La natalité, qu’elle soit humaine ou animale, est une conséquence de multiples facteurs qui concourent à son augmentation ou à ça diminution. Cela n’a jamais, je dis bien jamais, été une cause de quoi que ce soit.
L’augmentation de la natalité est la conséquence d’un cadre de vie amélioré qui confère à la sécurité. Le niveau de sécurité augmente, la natalité aussi. Le niveau de sécurité baisse, la natalité suit le mouvement. C’est donc, bel et bien une conséquence d’un processus.
Dans le discours de nos écolos intégristes (osons le terme après tout), c’est l’augmentation de cette natalité qui devient la cause de tout. Pour preuve, il suffit de relire l’équation simpliste que je vous ai présentée plus haut, la population est bien en tête des variables, non ? Bon…
Donc, en fait il s’agit plutôt (à mon sens) d’un fantasme. Un fantasme récurant qui surgit en temps de crise et qui conduit l’être le plus réfléchis à désigner à la vindicte un ou plusieurs de ses congénères. C’est un vieux réflexe, maintes fois éprouvés, qui en ce qui me concerne me débecte au plus haut point tant il me rappelle les heures les plus sombres de l’histoire de l’humanité…

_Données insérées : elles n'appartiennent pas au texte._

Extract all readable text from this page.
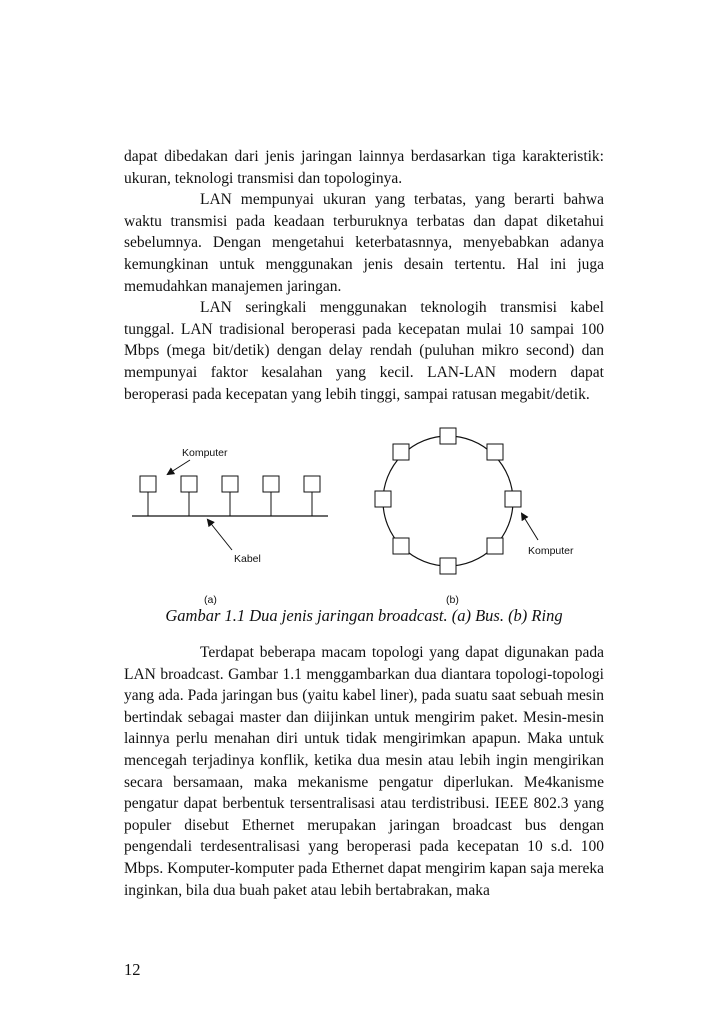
dapat dibedakan dari jenis jaringan lainnya berdasarkan tiga karakteristik: ukuran, teknologi transmisi dan topologinya.
LAN mempunyai ukuran yang terbatas, yang berarti bahwa waktu transmisi pada keadaan terburuknya terbatas dan dapat diketahui sebelumnya. Dengan mengetahui keterbatasnnya, menyebabkan adanya kemungkinan untuk menggunakan jenis desain tertentu. Hal ini juga memudahkan manajemen jaringan.
LAN seringkali menggunakan teknologih transmisi kabel tunggal. LAN tradisional beroperasi pada kecepatan mulai 10 sampai 100 Mbps (mega bit/detik) dengan delay rendah (puluhan mikro second) dan mempunyai faktor kesalahan yang kecil. LAN-LAN modern dapat beroperasi pada kecepatan yang lebih tinggi, sampai ratusan megabit/detik.
Komputer
Kabel
(a)
Komputer
(b)
Gambar 1.1 Dua jenis jaringan broadcast. (a) Bus. (b) Ring
Terdapat beberapa macam topologi yang dapat digunakan pada LAN broadcast. Gambar 1.1 menggambarkan dua diantara topologi-topologi yang ada. Pada jaringan bus (yaitu kabel liner), pada suatu saat sebuah mesin bertindak sebagai master dan diijinkan untuk mengirim paket. Mesin-mesin lainnya perlu menahan diri untuk tidak mengirimkan apapun. Maka untuk mencegah terjadinya konflik, ketika dua mesin atau lebih ingin mengirikan secara bersamaan, maka mekanisme pengatur diperlukan. Me4kanisme pengatur dapat berbentuk tersentralisasi atau terdistribusi. IEEE 802.3 yang populer disebut Ethernet merupakan jaringan broadcast bus dengan pengendali terdesentralisasi yang beroperasi pada kecepatan 10 s.d. 100 Mbps. Komputer-komputer pada Ethernet dapat mengirim kapan saja mereka inginkan, bila dua buah paket atau lebih bertabrakan, maka
12
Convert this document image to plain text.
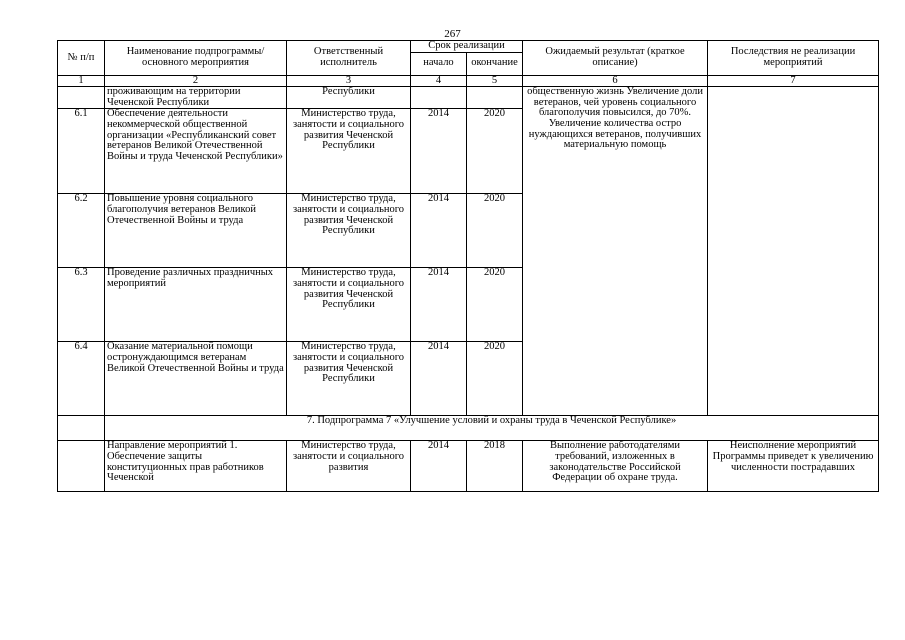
267
№ п/п	Наименование подпрограммы/ основного мероприятия	Ответственный исполнитель	Срок реализации		Ожидаемый результат (краткое описание)	Последствия не реализации мероприятий
			начало	окончание		
1	2	3	4	5	6	7
	проживающим на территории Чеченской Республики	Республики			общественную жизнь Увеличение доли ветеранов, чей уровень социального благополучия повысился, до 70%. Увеличение количества остро нуждающихся ветеранов, получивших материальную помощь	
6.1	Обеспечение деятельности некоммерческой общественной организации «Республиканский совет ветеранов Великой Отечественной Войны и труда Чеченской Республики»	Министерство труда, занятости и социального развития Чеченской Республики	2014	2020		
6.2	Повышение уровня социального благополучия ветеранов Великой Отечественной Войны и труда	Министерство труда, занятости и социального развития Чеченской Республики	2014	2020		
6.3	Проведение различных праздничных мероприятий	Министерство труда, занятости и социального развития Чеченской Республики	2014	2020		
6.4	Оказание материальной помощи остронуждающимся ветеранам Великой Отечественной Войны и труда	Министерство труда, занятости и социального развития Чеченской Республики	2014	2020		
	7. Подпрограмма 7 «Улучшение условий и охраны труда в Чеченской Республике»					
	Направление мероприятий 1. Обеспечение защиты конституционных прав работников Чеченской	Министерство труда, занятости и социального развития	2014	2018	Выполнение работодателями требований, изложенных в законодательстве Российской Федерации об охране труда.	Неисполнение мероприятий Программы приведет к увеличению численности пострадавших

Car, soyons sérieux, à partir du moment où on envisage de forcer une population à restreindre sa natalité sous prétexte que le confort qu’apporte le monde moderne risque de disparaitre, cela revient à privilégier ce confort au détriment de la survie de l’espèce. Et puis surtout cela revient à présumer grandement de ce que fera notre descendance…

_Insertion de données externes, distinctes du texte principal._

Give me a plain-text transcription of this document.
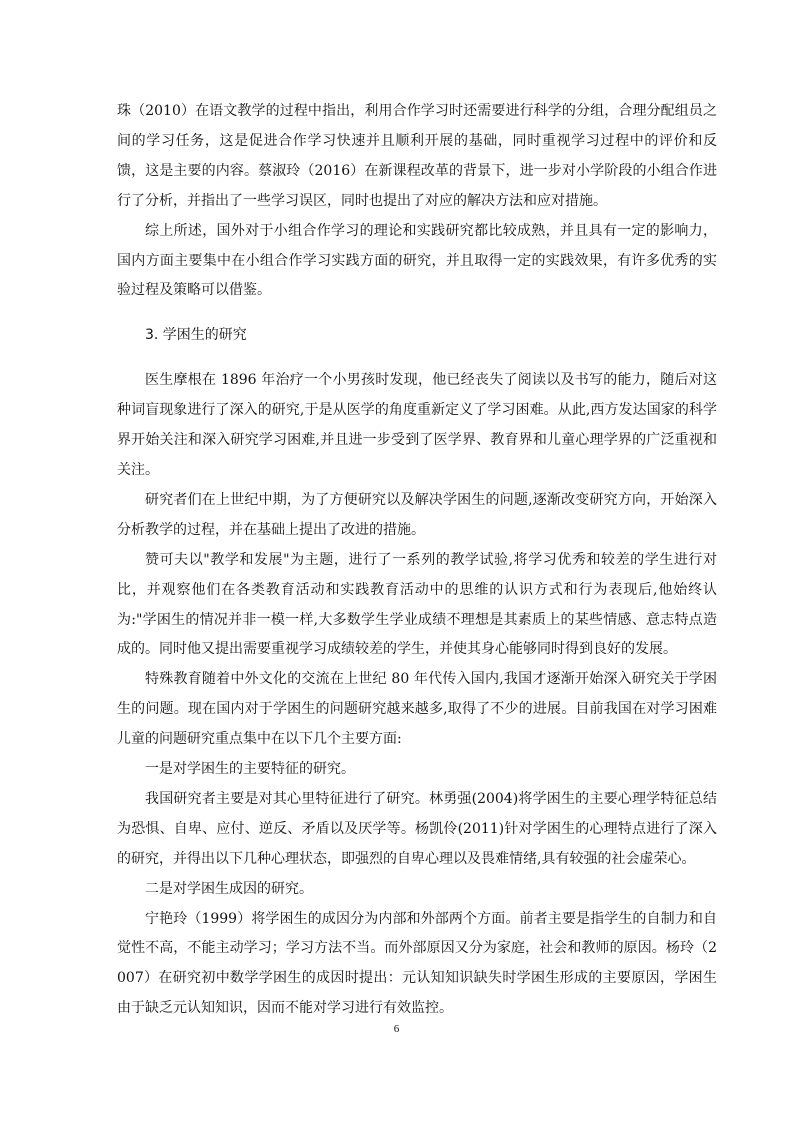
珠（2010）在语文教学的过程中指出，利用合作学习时还需要进行科学的分组，合理分配组员之间的学习任务，这是促进合作学习快速并且顺利开展的基础，同时重视学习过程中的评价和反馈，这是主要的内容。蔡淑玲（2016）在新课程改革的背景下，进一步对小学阶段的小组合作进行了分析，并指出了一些学习误区，同时也提出了对应的解决方法和应对措施。

综上所述，国外对于小组合作学习的理论和实践研究都比较成熟，并且具有一定的影响力，国内方面主要集中在小组合作学习实践方面的研究，并且取得一定的实践效果，有许多优秀的实验过程及策略可以借鉴。

3. 学困生的研究

医生摩根在 1896 年治疗一个小男孩时发现，他已经丧失了阅读以及书写的能力，随后对这种词盲现象进行了深入的研究,于是从医学的角度重新定义了学习困难。从此,西方发达国家的科学界开始关注和深入研究学习困难,并且进一步受到了医学界、教育界和儿童心理学界的广泛重视和关注。

研究者们在上世纪中期，为了方便研究以及解决学困生的问题,逐渐改变研究方向，开始深入分析教学的过程，并在基础上提出了改进的措施。

赞可夫以"教学和发展"为主题，进行了一系列的教学试验,将学习优秀和较差的学生进行对比，并观察他们在各类教育活动和实践教育活动中的思维的认识方式和行为表现后,他始终认为:"学困生的情况并非一模一样,大多数学生学业成绩不理想是其素质上的某些情感、意志特点造成的。同时他又提出需要重视学习成绩较差的学生，并使其身心能够同时得到良好的发展。

特殊教育随着中外文化的交流在上世纪 80 年代传入国内,我国才逐渐开始深入研究关于学困生的问题。现在国内对于学困生的问题研究越来越多,取得了不少的进展。目前我国在对学习困难儿童的问题研究重点集中在以下几个主要方面:

一是对学困生的主要特征的研究。

我国研究者主要是对其心里特征进行了研究。林勇强(2004)将学困生的主要心理学特征总结为恐惧、自卑、应付、逆反、矛盾以及厌学等。杨凯伶(2011)针对学困生的心理特点进行了深入的研究，并得出以下几种心理状态，即强烈的自卑心理以及畏难情绪,具有较强的社会虚荣心。

二是对学困生成因的研究。

宁艳玲（1999）将学困生的成因分为内部和外部两个方面。前者主要是指学生的自制力和自觉性不高，不能主动学习；学习方法不当。而外部原因又分为家庭，社会和教师的原因。杨玲（2007）在研究初中数学学困生的成因时提出：元认知知识缺失时学困生形成的主要原因，学困生由于缺乏元认知知识，因而不能对学习进行有效监控。

6
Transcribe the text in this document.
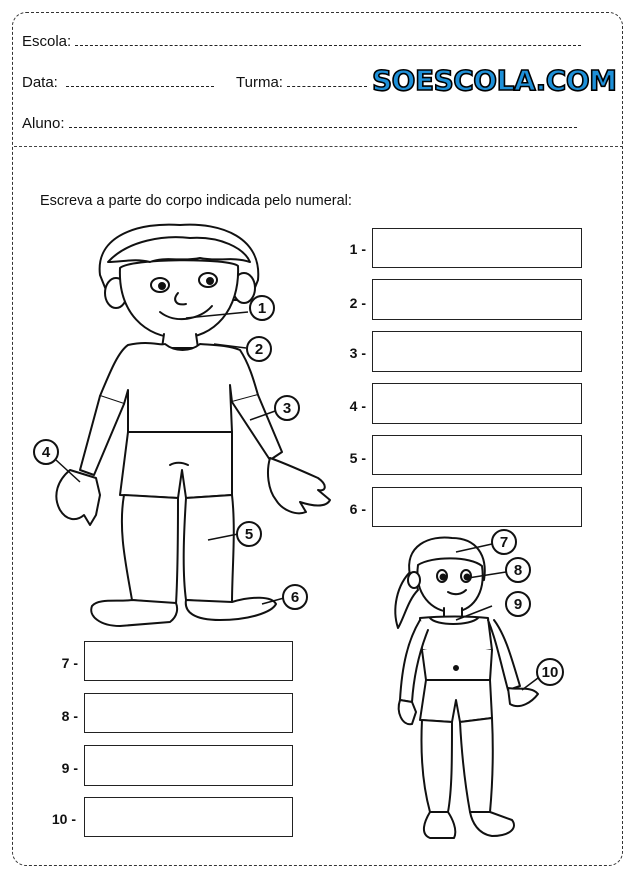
Escola:
Data:	Turma:
Aluno:
SOESCOLA.COM
Escreva a parte do corpo indicada pelo numeral:
1
2
3
4
5
6
7
8
9
10
1 -
2 -
3 -
4 -
5 -
6 -
7 -
8 -
9 -
10 -
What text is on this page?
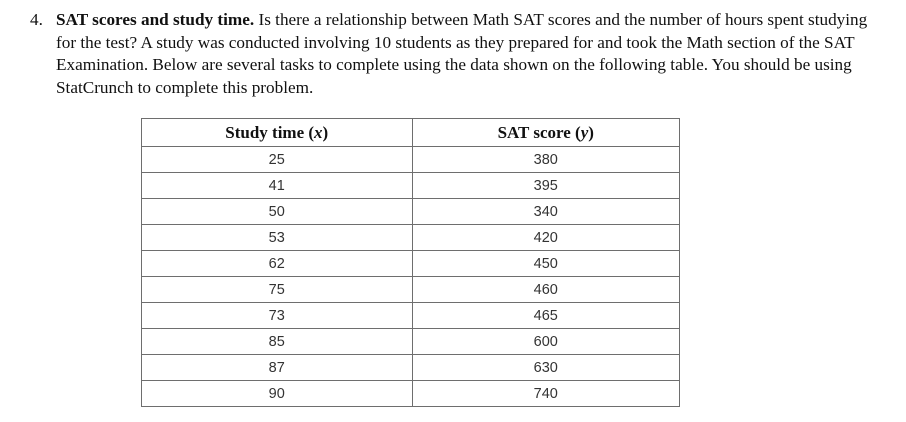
4. SAT scores and study time. Is there a relationship between Math SAT scores and the number of hours spent studying for the test? A study was conducted involving 10 students as they prepared for and took the Math section of the SAT Examination. Below are several tasks to complete using the data shown on the following table. You should be using StatCrunch to complete this problem.
Study time (x)	SAT score (y)
25	380
41	395
50	340
53	420
62	450
75	460
73	465
85	600
87	630
90	740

Sans compter que, la décroissance démographique est peut-être bien une solution, mais on fait comment pour l’appliquer ? On stérilise qui ? On s’attaque d’abords aux pays riches ou aux pays pauvres ? On délivre des permis de faire des enfants ? On lapide les parents des familles nombreuses ?
Et puis, prôner cette grève du ventre permet surtout, et c’est là qu’est pour moi le point le plus important, d’éviter de remettre en question l’ordre établit. C’est oublier un peu vite de se poser la question de l’actuelle répartition des richesses et des inégalités qu’elle crée.
Je le répète, la natalité est une conséquence. Changeons la façon dont on distribue les richesses de par ce monde, et vous verrez que la natalité s’adaptera en conséquence. C’est tout simple.
Alors pourquoi ils n’y pensent pas ? Pas envie de voir leur propre part du gâteau diminuer peut-être ?
Pour moi, si je reprends l’allégorie du bateau qui commence à manquer de vivres. Envisager les choses sous cet angles revient à réfléchir à comment réduire le nombre des membres d’équipage, alors qu’il serait sans doute plus simple, mais aussi plus dérangeant, de commencer à revoir les parts des officiers et du capitaine.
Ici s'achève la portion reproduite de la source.